We need to change the mindset and take administrative measures to reduce the prices. The policymakers should realise the importance of the agriculture sector and make efforts to redefine the role of the government in commodity operations by improving regulations and research.
The new government should increase the spending on research, provide incentives to improve crop patterns and create a link between universities and research institutions with the farmers for better yields.

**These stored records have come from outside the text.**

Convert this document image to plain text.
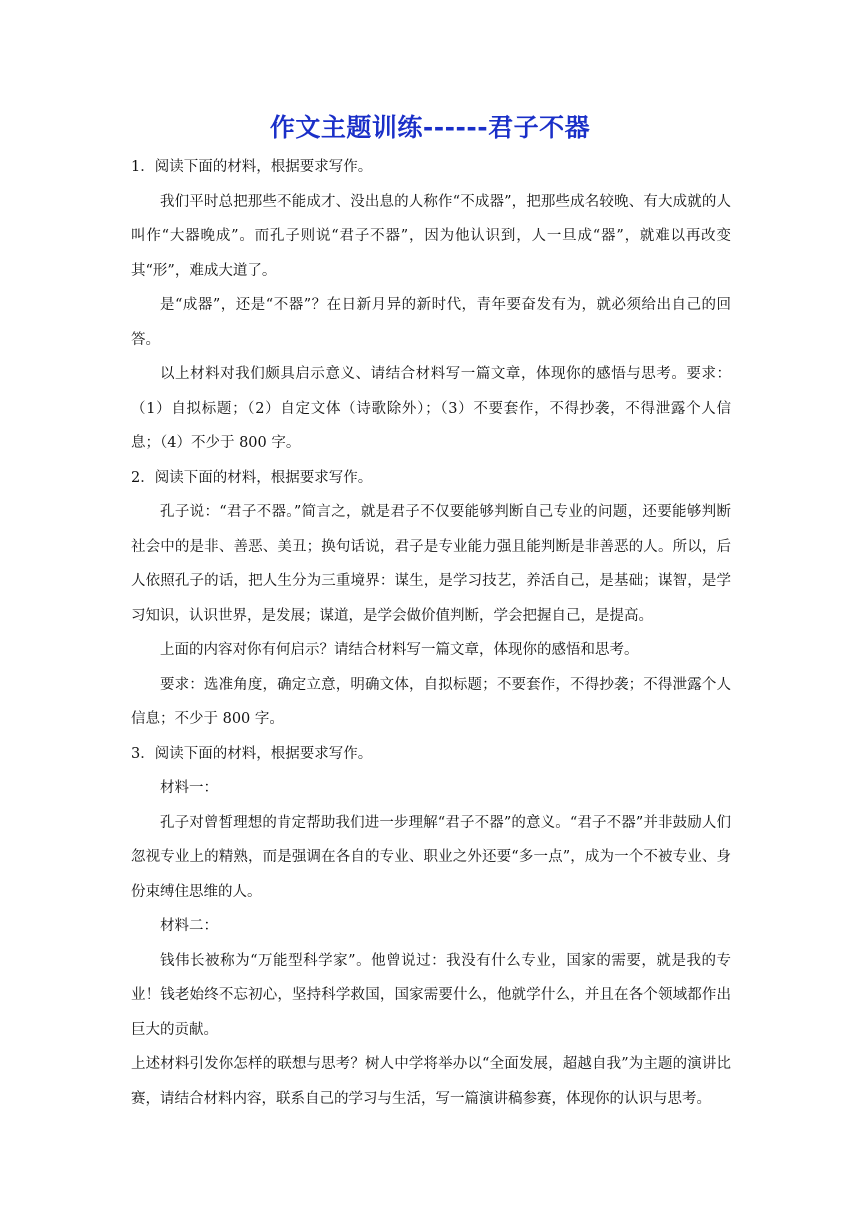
作文主题训练------君子不器

1．阅读下面的材料，根据要求写作。

我们平时总把那些不能成才、没出息的人称作“不成器”，把那些成名较晚、有大成就的人叫作“大器晚成”。而孔子则说“君子不器”，因为他认识到，人一旦成“器”，就难以再改变其“形”，难成大道了。

是“成器”，还是“不器”？在日新月异的新时代，青年要奋发有为，就必须给出自己的回答。

以上材料对我们颇具启示意义、请结合材料写一篇文章，体现你的感悟与思考。要求：（1）自拟标题；（2）自定文体（诗歌除外）；（3）不要套作，不得抄袭，不得泄露个人信息；（4）不少于 800 字。

2．阅读下面的材料，根据要求写作。

孔子说：“君子不器。”简言之，就是君子不仅要能够判断自己专业的问题，还要能够判断社会中的是非、善恶、美丑；换句话说，君子是专业能力强且能判断是非善恶的人。所以，后人依照孔子的话，把人生分为三重境界：谋生，是学习技艺，养活自己，是基础；谋智，是学习知识，认识世界，是发展；谋道，是学会做价值判断，学会把握自己，是提高。

上面的内容对你有何启示？请结合材料写一篇文章，体现你的感悟和思考。

要求：选准角度，确定立意，明确文体，自拟标题；不要套作，不得抄袭；不得泄露个人信息；不少于 800 字。

3．阅读下面的材料，根据要求写作。

材料一：

孔子对曾皙理想的肯定帮助我们进一步理解“君子不器”的意义。“君子不器”并非鼓励人们忽视专业上的精熟，而是强调在各自的专业、职业之外还要“多一点”，成为一个不被专业、身份束缚住思维的人。

材料二：

钱伟长被称为“万能型科学家”。他曾说过：我没有什么专业，国家的需要，就是我的专业！钱老始终不忘初心，坚持科学救国，国家需要什么，他就学什么，并且在各个领域都作出巨大的贡献。

上述材料引发你怎样的联想与思考？树人中学将举办以“全面发展，超越自我”为主题的演讲比赛，请结合材料内容，联系自己的学习与生活，写一篇演讲稿参赛，体现你的认识与思考。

A higher GDP growth rate results in a sharp increase in the domestic commodities supply and; thereby, restricts price rises.
According to the FAO estimates, the global food import bill in 2021 would be the highest-ever of over $1.75 trillion, a 14 per cent increase from 2020.
Another significant factor is financial speculation in food markets, which has played its role in food price unpredictability. This means some low-income countries such as Pakistan could be out of the global food markets.
Pakistan needs to enforce agriculture reforms as soon as possible to capture the market gains by enhancing productivity and ensuring administrative action against hoarding. Fixing the woeful productivity is the only way out of the present mess.
The thrust of the initiatives should be to reduce food inflation, as it erodes the buying power of the vulnerable people.
Yes, inflation is expected to remain high in 2022 but short- and long-term measures can be brought for improved inflation targets.
Managing supply of commodities, cheaper fuel, improvement in the performance of competitive markets and rupee stability can prove to be a game changer for the country. These actions will definitely bring down the inflation rate to around 5 to 7 per cent in the coming years.
To tame inflation, we need to realise the interaction between the demand and supply chain and also make efforts to enhance productivity.